La vida no va a cambiar para la mayoría de los trabajadores agrícolas. Ellos dicen que ya son pocos los sueños que tienen. “¿Mi sueño? No”, dice Eduardo Martínez. “¿El de mis hijos? Sí. El sueño de que mis hijos tengan algo más; que no tengan que trabajar en los campos, que tengan algo mejor. Es por eso que trabajamos”.

El trabajo agrícola es difícil y demandante, pero no hay muchas opciones para estos trabajadores. “He buscado en las tiendas, en otros puestos de trabajo”, dice Susana López. “En ninguno he tenido respuesta. Ellos requieren gente con más educación, y yo sólo he estudiado la primaria”. Cuando se le pregunta cómo es posible que se levante a la una de la mañana, día tras día, para ir a trabajar al campo, dice: “Una piensa en la familia”.

“Mis padres no pueden trabajar, mi hija tiene seis años de edad, y todos ellos me necesitan. Tengo que darles de comer y proveerlos de lo que requieren. Eso me da la fuerza y el coraje para soportar el calor y todo lo demás”. Cuando no hay trabajo en los campos –y hubo 15 días en julio en que no trabajó ya sea porque llovió y los campos estaban demasiado húmedos o porque otros trabajadores fueron seleccionados–, ella va de puerta en puerta, pidiendo limpiar casas o patios. Dice sentirse afortunada cuando recibe 15 o 20 dólares luego de realizar la limpieza de una casa durante cinco horas. A veces, ella va a comprar cosas en una “tienda de un dólar” o recoge ropa regalada de una misión religiosa, y luego vende todo esto en Ciudad Juárez. “Hago todo lo que puedo para comer cada día”, dice.

Cuando no hay trabajo, los jornaleros no tienen a dónde ir o qué hacer. Algunos esperarán en la calle El Paso o en la Oregon, con la esperanza de que alguien que necesite trabajadores pase por allí. Muchos se irán al albergue y esperarán a que éste vuelva a abrir por la noche. En un día cualquiera puede uno ver a un número indeterminado de trabajadores afuera del albergue, sentados en las cornisas o descansando sobre cartones repartidos en la acera o en el pequeño pedazo de césped frente a la entrada. Allí esperarán hasta el día siguiente, cuando buscarán otra oportunidad para trabajar en los campos.

Sorprendentemente, en los trabajadores hay poco enojo y resentimiento, aun cuando están conscientes de lo poco que son valorados por quienes consumen los alimentos que ellos cosechan.
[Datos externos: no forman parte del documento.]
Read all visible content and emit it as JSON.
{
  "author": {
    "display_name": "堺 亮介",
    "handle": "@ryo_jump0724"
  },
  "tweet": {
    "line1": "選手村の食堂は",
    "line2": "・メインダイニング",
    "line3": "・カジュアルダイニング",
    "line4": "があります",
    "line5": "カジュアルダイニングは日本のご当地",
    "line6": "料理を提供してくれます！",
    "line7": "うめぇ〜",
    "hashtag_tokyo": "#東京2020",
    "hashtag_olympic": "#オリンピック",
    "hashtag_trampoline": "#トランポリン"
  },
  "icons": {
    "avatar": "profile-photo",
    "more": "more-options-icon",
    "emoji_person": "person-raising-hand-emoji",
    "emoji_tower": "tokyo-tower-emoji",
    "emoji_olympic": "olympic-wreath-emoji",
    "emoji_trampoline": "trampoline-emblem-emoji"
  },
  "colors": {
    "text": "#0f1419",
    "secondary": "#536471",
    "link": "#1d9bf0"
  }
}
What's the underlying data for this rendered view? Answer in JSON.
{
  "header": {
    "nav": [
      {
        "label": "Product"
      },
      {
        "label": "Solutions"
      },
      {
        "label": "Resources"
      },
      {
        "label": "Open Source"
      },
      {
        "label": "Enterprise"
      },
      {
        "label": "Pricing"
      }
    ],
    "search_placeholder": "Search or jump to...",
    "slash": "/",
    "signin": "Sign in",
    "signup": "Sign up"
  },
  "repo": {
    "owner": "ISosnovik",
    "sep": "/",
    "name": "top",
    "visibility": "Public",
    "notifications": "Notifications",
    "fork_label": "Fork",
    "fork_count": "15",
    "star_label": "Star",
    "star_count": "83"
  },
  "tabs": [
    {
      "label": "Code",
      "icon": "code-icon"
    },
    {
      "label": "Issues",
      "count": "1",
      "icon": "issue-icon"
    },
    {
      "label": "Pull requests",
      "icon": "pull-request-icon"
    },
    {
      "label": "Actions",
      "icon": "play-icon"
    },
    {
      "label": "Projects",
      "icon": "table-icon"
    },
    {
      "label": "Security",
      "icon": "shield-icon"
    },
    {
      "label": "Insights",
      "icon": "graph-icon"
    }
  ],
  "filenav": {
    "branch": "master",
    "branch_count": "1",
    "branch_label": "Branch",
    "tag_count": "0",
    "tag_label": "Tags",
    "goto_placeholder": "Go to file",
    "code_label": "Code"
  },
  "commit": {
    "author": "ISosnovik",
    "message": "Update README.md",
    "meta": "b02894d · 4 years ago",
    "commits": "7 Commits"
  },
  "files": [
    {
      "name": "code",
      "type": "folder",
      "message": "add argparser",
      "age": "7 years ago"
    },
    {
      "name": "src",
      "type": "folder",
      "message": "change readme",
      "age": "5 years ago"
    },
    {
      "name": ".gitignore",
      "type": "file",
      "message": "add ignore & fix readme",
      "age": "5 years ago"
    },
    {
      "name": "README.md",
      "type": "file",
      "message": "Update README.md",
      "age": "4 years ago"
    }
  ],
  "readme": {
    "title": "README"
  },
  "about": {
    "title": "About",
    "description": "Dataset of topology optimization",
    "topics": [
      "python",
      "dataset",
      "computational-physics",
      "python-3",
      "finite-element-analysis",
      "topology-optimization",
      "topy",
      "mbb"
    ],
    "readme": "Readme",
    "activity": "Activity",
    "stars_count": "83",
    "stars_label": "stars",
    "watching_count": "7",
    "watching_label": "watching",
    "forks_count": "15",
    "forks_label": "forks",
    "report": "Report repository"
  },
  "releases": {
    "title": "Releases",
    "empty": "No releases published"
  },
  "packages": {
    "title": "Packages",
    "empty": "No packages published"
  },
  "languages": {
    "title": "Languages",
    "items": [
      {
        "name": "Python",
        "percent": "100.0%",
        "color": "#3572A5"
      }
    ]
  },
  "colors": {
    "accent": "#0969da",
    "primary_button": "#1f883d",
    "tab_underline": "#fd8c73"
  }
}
Esto es resumido de la mejor forma por un trabajador. Estoy sentado frente al albergue cuando se me acerca. Permanece de pie en silencio a mi lado durante varios minutos; es un hombre alto, bien parecido que parece andar a la mitad de sus 40’s. Voltea ligeramente hacia mí y con acento inglés dice: “Mi nombre es Nadie”.

Algunos nombres han sido cambiados a petición de los trabajadores.

*Este artículo fue originalmente publicado por el Santa Fe Reporter, en su edición de enero de 2014.